Como todo el mundo sabe, Federico Sánchez era el nombre que el escritor usaba en la clandestinidad, cuando militaba en el Partido Comunista de España y hacía frecuentes incursiones en el territorio español desde la Francia donde vivía. Se quejaba Javier Solana, con ocasión de su reciente pasamiento, que la sociedad española había sido hasta ahora injusta con Semprún, al que no se le reconocieron en vida sus muchos méritos intelectuales, humanos y políticos. Una tradición, por otra parte, muy española, ya que hicimos lo propio con Cervantes, con Valle-Inclán y con tantos otros. (A veces, me pregunto cómo es posible que la avenida principal o la plaza de muchas ciudades españolas no lleve el nombre de don Santiago Ramón y Cajal, en vez del de tantos brutales hombres de armas, literatos, pintores o políticos de segundo orden, o de dudosos talentos locales, cuya memoria no resiste el paso de una generación).

Hay muchas razones, o sinrazones, para ese olvido deliberado de la figura de Semprún, entre otras su condición de exiliado, o trasterrado, su filiación política de izquierdas, su oposición al franquismo y su militancia cultural en lo que aquí se llama despectivamente «afrancesamiento», es decir, el intento de modernizar España. Incluso desde sectores de la izquierda española no se veía bien su origen aristocrático. Recuerdo que, en un debate en «La clave» que dirigía José Luis Balbín, el escritor y periodista Vázquez Montalbán, que era militante del PCE, insistía siempre en mencionar, con cierto retintín, el primer y segundo apellido del entonces ministro de Cultura, Semprún Maura, hasta que éste se enfadó por ello.

Semprún nunca renegó de su condición de afrancesado, escribía en francés, y admiraba la cultura francesa.
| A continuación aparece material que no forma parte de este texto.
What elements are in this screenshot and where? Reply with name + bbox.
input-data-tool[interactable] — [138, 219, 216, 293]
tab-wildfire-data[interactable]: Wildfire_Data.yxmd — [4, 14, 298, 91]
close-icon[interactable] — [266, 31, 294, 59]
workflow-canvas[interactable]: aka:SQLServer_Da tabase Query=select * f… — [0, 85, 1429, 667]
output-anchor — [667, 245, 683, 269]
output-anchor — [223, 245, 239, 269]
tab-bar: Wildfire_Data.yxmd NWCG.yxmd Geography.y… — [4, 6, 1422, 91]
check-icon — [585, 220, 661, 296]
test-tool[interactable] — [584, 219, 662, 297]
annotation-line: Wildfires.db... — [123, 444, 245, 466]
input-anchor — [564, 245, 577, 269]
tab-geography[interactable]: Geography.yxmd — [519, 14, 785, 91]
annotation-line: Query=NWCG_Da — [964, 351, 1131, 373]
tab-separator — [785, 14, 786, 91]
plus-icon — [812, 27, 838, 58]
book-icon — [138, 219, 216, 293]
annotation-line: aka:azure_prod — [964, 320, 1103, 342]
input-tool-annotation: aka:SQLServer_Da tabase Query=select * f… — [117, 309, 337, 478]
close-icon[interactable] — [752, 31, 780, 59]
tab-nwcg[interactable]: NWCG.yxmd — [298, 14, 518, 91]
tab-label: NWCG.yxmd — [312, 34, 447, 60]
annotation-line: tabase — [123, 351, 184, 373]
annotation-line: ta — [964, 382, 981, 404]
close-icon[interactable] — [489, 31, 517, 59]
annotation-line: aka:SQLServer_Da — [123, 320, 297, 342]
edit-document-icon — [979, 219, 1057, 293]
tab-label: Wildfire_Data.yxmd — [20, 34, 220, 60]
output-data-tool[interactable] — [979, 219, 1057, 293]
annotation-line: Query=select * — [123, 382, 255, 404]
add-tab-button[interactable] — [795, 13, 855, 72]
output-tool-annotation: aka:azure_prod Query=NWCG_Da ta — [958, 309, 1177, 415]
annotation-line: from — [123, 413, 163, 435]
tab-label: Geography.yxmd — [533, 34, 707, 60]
En una de las primeras páginas de la obra que cito menciona que Napoleón, mientras esperaba a que Madrid se rindiera, dictó y firmó en una sola noche cuatro decretos que hacían de España un país moderno (abolición del Santo Oficio y de los privilegios feudales, limitar la proliferación de órdenes religiosas y suprimir los aranceles interiores). Y compara esa rapidez con los años de tumultuosos debates que costó a las Cortes de Cádiz llegar a esas mismas conclusiones.

Pero, además de éstas y otras interesantes meditaciones, hay bastante de cotilleo político en el libro, que comienza con una cita de Alfonso Guerra en la que anima a Semprún a escribir sobre su experiencia en el Gobierno con la misma honradez con que escribió la «autobiografía de Federico Sánchez». Y bien que lo aprovecha. El libro es un cruel y prolijo alegato sobre la personalidad del político sevillano, al que reprocha «suficiencia, megalomanía, intelectualismo kitsch y donjuanismo andaluz de lo más vulgar». Otro de los damnificados es Enrique Múgica, un antiguo militante del PCE, que pasó de «bon vivant a vividor». En cambio, su visión de la figura del Rey Juan Carlos y de la Reina Sofía es elogiosa.